The national jobless rate is one big indicator that represents what's going on in all of the smaller state economies in the US, both bad and good. Real estate brokerage site Movoto has compiled more than three decades of this data into one map, tracking the unemployment rate by state from the Carter Administration to today. During that period, the nation went through five recessions, as counted by the National Bureau of Economic Research.

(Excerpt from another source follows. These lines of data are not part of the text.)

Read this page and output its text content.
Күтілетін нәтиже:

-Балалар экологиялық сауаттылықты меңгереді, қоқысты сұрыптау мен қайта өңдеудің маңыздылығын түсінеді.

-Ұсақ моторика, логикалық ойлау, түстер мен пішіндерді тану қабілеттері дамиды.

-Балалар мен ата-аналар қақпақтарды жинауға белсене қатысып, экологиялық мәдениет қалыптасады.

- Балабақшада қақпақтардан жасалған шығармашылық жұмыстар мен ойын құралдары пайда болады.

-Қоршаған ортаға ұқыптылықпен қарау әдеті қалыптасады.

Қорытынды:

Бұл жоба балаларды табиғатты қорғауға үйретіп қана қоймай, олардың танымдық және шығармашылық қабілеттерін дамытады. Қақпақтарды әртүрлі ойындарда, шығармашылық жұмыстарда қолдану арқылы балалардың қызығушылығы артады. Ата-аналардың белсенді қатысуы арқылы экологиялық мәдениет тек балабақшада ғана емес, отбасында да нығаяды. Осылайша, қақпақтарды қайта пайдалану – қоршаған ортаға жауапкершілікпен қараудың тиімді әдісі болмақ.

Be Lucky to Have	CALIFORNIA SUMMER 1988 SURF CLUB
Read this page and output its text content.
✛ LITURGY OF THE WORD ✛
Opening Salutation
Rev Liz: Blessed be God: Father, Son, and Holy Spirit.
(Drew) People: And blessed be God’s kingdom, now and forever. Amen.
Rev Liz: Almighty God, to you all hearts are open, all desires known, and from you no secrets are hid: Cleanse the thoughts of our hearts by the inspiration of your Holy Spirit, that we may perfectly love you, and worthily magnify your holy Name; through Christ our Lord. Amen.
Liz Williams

The map picks up on many sorts of things that can send a state's jobless rate spiking — watch for Louisiana flickering darker in 2005 after Hurricane Katrina or for the beating Michigan's auto industry took in the early-1980s recession — and drives home the point that even when the economy looks pretty good, it can still be pretty bad in some places. The reverse is true, too — look at how oil-rich North Dakota stays pale throughout the Great Recession.
Movoto says it made the map as part of a project to "analyze the impact of presidencies" on the unemployment rate — hence the presidents at the bottom of the map. And while presidents pursue particular economic agendas, many experts agree that presidents aren't all that responsible for the unemployment rate at any given time.